In this regard, in the essay " La moda " (1895) Simmel presents this phenomenon as a result of the need for cohesion and at the same time differentiation so that he can enjoy the feeling of expressing himself in a common language that is understandable to others . 
For Simmel, fashion represents the metaphor of the fascination that novelties exert on the modern subject in general, and on the bourgeoisie and the middle classes in particular; because they, unlike the nobility, can not rely on traditions and family styles of very long duration and, unlike the less well-off classes, they hope to improve their social position even finding their own style. 

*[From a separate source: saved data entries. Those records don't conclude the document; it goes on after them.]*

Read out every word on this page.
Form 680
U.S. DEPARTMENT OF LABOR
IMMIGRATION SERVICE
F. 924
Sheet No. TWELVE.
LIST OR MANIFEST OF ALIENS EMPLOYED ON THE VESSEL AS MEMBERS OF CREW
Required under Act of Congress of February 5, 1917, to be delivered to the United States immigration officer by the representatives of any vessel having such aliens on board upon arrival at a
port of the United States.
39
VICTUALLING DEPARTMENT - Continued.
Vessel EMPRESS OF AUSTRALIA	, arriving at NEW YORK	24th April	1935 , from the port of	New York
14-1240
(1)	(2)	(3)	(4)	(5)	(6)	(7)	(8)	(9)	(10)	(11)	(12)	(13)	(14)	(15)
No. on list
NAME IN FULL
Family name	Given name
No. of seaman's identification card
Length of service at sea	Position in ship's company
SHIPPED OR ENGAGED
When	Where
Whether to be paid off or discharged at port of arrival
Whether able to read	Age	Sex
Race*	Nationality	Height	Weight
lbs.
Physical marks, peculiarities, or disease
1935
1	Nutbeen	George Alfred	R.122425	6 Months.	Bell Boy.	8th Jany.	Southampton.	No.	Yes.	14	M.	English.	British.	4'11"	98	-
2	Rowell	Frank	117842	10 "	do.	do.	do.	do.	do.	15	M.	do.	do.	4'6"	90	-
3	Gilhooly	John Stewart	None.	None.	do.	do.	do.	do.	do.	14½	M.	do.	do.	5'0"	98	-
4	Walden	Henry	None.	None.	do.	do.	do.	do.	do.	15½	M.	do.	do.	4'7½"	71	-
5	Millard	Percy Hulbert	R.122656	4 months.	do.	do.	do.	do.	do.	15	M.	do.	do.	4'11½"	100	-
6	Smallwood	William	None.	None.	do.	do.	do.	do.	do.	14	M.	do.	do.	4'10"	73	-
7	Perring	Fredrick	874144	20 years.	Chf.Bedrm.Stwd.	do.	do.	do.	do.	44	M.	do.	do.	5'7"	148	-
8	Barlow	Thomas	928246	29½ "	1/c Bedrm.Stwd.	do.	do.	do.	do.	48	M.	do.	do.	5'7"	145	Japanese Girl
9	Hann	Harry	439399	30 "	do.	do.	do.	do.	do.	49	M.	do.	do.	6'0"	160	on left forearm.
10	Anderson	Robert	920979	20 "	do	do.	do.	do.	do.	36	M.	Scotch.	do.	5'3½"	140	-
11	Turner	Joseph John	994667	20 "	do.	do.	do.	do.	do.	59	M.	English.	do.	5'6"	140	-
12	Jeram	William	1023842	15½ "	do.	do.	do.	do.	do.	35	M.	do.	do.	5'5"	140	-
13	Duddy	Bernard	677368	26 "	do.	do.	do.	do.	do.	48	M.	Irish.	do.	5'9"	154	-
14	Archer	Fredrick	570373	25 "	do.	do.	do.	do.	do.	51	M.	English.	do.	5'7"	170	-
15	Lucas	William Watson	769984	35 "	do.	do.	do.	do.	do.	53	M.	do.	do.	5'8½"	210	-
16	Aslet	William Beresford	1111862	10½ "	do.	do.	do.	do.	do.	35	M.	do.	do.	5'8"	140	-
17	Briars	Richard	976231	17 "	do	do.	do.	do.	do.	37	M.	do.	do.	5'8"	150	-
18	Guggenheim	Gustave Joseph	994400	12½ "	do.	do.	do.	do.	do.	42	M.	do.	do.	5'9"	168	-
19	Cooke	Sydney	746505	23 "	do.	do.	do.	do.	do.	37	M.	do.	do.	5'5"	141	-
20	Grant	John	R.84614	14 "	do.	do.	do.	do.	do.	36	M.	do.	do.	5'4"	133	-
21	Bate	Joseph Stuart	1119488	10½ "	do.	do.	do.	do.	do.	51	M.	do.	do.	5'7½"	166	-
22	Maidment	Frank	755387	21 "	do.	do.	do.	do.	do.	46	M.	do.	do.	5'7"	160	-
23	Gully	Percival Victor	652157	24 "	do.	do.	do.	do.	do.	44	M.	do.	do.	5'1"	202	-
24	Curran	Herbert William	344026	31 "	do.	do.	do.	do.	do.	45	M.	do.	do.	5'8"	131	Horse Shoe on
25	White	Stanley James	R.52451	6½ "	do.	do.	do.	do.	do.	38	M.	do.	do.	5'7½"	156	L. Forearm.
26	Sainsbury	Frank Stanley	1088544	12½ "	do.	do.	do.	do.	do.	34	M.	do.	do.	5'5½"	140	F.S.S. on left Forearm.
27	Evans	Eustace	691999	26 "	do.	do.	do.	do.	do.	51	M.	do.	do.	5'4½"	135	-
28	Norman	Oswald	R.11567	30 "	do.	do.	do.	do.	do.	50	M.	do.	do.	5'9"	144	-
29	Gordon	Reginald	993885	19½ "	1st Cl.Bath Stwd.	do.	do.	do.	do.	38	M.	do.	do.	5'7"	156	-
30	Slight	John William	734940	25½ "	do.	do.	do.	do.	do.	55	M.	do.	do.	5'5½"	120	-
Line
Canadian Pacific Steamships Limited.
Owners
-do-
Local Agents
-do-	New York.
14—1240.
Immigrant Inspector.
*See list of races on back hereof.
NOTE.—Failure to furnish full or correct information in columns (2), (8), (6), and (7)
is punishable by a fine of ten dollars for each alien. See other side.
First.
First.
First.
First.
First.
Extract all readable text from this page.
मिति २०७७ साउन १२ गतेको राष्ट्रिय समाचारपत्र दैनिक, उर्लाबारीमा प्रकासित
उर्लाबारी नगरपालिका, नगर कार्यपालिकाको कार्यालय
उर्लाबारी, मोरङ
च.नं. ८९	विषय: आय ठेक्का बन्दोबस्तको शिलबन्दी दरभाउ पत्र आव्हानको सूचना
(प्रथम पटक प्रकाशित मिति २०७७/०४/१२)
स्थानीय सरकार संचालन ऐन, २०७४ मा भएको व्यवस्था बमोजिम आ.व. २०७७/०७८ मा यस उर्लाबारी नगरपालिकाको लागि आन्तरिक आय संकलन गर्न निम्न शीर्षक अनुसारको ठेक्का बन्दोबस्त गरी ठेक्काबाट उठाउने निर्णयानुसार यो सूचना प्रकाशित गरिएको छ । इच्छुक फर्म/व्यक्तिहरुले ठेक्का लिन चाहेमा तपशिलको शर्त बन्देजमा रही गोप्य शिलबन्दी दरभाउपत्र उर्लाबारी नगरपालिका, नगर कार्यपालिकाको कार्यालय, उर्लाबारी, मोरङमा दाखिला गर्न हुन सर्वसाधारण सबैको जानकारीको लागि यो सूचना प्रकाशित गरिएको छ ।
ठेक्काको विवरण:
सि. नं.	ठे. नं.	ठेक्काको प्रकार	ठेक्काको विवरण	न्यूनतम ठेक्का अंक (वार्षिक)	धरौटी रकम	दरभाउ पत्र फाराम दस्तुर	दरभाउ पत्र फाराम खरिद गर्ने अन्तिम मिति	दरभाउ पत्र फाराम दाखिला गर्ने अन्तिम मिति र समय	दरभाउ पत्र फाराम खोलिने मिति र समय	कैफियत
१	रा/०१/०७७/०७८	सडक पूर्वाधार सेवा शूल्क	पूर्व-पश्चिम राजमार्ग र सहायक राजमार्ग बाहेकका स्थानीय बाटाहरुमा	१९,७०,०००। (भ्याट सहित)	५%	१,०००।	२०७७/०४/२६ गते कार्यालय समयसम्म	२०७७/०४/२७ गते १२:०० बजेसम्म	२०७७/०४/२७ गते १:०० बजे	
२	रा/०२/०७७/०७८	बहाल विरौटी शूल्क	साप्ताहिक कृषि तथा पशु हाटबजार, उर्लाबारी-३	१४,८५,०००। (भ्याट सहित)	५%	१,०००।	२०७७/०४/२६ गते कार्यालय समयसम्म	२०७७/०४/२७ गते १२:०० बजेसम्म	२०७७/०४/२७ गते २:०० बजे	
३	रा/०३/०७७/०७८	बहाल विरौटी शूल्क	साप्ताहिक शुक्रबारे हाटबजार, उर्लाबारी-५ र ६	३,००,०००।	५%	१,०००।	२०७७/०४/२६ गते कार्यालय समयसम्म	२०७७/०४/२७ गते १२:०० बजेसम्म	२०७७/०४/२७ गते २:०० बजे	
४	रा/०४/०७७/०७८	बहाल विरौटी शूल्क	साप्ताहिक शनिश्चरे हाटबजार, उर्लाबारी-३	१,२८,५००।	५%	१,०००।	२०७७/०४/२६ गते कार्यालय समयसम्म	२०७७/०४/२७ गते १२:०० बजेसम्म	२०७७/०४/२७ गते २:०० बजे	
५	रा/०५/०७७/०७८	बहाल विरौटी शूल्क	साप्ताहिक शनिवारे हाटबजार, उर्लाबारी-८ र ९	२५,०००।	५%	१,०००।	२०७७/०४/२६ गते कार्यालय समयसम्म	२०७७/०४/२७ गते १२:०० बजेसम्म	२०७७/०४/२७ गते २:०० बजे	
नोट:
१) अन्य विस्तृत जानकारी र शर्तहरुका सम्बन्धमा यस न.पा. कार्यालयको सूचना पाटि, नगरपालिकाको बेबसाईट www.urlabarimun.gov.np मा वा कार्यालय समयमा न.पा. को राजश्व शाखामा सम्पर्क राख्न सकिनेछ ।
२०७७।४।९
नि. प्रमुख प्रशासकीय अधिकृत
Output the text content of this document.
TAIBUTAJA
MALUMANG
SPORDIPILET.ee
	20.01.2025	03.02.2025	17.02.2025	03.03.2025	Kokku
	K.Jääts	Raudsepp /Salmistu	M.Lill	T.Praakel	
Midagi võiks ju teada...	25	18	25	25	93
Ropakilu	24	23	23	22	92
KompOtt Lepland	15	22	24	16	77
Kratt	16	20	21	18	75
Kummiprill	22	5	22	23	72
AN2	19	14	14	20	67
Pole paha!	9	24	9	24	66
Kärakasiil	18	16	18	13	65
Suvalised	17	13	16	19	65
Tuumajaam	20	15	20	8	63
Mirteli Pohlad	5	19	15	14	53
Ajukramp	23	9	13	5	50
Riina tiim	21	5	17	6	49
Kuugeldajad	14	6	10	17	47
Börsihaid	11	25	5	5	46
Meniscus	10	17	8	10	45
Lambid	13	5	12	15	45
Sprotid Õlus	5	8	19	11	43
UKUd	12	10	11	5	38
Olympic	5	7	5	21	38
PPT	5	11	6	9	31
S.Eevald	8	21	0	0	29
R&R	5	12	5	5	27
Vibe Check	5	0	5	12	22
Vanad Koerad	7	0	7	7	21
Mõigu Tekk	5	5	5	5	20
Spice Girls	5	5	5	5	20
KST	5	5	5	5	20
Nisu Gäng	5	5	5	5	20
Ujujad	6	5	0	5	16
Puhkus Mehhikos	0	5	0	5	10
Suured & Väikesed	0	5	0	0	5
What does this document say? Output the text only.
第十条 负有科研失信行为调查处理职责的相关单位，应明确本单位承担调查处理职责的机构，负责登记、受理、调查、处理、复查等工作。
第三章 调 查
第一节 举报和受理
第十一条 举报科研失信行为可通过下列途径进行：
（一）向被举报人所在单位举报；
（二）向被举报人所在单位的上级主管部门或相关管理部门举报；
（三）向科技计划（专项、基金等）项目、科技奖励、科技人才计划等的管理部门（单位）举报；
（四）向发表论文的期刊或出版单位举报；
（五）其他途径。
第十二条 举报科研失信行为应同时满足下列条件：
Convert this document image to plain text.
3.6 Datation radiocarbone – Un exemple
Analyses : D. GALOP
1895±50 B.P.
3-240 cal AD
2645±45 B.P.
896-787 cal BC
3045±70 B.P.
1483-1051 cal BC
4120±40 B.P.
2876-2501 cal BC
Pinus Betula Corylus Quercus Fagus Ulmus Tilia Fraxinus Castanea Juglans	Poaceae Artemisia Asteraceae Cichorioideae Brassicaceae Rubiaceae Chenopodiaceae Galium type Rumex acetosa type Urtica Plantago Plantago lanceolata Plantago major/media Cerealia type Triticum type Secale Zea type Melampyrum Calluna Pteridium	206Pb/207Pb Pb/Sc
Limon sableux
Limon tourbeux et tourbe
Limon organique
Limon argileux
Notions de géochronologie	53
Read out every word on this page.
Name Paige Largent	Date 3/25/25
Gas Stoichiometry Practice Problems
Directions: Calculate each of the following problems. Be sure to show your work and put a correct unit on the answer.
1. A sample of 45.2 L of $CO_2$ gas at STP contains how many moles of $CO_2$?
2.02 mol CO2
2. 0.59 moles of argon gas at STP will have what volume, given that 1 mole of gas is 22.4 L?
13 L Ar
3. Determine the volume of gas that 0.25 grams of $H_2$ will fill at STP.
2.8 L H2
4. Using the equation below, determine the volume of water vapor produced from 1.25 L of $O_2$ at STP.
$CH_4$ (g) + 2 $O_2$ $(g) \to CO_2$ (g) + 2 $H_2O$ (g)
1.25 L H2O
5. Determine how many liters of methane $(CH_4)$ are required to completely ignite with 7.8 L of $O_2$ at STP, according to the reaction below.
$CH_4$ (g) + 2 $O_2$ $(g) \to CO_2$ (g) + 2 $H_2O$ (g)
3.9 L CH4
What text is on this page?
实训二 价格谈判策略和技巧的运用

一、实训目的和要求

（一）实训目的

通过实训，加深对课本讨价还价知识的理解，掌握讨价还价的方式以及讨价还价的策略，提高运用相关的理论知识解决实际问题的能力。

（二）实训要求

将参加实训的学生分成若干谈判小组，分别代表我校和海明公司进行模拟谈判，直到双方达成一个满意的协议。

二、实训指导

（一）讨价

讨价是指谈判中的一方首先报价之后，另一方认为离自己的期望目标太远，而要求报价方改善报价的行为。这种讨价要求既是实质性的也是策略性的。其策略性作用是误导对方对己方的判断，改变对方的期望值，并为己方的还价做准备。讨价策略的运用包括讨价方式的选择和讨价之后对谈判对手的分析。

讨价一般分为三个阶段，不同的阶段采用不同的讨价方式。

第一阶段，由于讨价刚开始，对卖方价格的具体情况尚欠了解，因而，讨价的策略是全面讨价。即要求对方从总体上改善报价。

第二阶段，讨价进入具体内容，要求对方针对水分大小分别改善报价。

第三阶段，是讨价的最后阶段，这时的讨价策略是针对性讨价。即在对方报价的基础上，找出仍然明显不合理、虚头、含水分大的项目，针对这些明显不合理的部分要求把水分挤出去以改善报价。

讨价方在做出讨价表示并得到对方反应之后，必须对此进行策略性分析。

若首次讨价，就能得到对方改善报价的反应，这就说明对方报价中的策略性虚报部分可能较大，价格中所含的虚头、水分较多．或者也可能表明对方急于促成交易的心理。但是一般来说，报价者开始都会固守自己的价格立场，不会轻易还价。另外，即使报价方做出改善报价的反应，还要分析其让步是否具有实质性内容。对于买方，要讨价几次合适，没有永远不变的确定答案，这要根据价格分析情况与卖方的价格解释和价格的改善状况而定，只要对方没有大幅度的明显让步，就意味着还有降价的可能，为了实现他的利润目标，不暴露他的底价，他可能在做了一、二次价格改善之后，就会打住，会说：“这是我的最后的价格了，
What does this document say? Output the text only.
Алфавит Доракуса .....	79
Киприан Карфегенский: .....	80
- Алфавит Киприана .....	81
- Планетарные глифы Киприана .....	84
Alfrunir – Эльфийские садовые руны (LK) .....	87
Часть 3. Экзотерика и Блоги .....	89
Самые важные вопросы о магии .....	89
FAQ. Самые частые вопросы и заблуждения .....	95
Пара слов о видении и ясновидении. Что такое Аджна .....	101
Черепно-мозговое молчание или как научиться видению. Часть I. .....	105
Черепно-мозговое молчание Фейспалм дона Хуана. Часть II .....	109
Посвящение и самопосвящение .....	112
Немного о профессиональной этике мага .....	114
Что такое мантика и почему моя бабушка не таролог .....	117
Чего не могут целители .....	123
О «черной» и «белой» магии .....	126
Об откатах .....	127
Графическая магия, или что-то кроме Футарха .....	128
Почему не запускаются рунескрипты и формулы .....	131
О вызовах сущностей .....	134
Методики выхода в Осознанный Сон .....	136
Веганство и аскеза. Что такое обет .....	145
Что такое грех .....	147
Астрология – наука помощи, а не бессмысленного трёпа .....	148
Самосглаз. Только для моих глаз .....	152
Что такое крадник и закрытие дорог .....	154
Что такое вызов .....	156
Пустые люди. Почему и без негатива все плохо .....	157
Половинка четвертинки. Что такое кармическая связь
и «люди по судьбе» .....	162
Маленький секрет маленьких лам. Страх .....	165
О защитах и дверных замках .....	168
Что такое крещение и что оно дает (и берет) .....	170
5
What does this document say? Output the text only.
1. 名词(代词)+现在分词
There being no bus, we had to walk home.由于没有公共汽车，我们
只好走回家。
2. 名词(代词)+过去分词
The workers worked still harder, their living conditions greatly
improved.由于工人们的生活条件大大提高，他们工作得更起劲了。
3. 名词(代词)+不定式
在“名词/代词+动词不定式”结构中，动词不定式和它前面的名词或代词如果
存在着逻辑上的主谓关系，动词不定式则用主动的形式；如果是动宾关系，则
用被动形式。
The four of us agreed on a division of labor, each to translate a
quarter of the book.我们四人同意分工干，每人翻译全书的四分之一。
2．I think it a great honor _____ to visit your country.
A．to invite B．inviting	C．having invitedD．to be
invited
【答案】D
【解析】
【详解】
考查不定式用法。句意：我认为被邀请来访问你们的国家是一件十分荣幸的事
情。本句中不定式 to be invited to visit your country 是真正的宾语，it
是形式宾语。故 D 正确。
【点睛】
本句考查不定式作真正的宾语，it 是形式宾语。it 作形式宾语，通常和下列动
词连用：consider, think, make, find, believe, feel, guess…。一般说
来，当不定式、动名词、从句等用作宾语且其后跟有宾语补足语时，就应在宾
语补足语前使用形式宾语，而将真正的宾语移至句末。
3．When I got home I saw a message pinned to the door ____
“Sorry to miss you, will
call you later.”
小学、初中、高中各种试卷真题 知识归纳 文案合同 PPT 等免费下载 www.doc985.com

In Simmel's opinion, fashion is very well suited to the modern spirit because it not only proposes novelties, but also puts them continuously in circulation . The propensity for the new, transitory and changeable, corresponds to the "impatient time" of modern life which implies "the desire for a rapid change in the contents of life" (Simmel, 1986, p.27). 
As ephemeral and destined to vanish, fashion makes it possible to conceive novelty as unlimited and at the same time spreads the perception that what is "absolutely unnatural" can exist at least in this fleeting form . 
Moreover, fashion and style provide the individual with a "temporary anchor" and allow him to approach things while maintaining a certain distance, thus allowing him to underline his own irreducibility to any external data. 

According to this conception the modern individual wants to learn to govern and realize himself as an original subject, and to do so he adopts a certain style, which, if legitimized by time, frees him of "absolute responsibility" on himself, being able to indicate indirectly one's own taste, without the necessity of "balancing on the thin line of mere individuality". 
In short, the juxtaposition of different styles that characterizes the environment of the modern subject constructs a space for individual originality.For example, choosing to combine different styles (in dressing or in the home), the individual provides a new meaning to things, which acquire value in the combination of their whole and underline its ability to express, even only through a mixture of styles already codified, a taste of their own . 

While not reducing the dynamics of fashion to a mere logic of social positioning, Simmel tends to describe these dynamics as operating through imitation from top to bottom. The new fashion would therefore belong only to the upper classes, and once it enters the lower classes, the first to differentiate themselves from the masses are immediately turned to a new style. 
The less favored social groups in this way would not be able to propose their own fashions and would limit themselves to imitating the lucky ones, for a top-down (or trickle down ) effect. 

Article taken from the thesis of Marco Espertino, Symmetrical and asymmetric communications in the consumer society , where in the first chapter are reviewed the main contributions of classical authors, such as Simmel, Veblen, Bourdieu and M. Douglas, on the social phenomenon of consumption and its interactions with taste.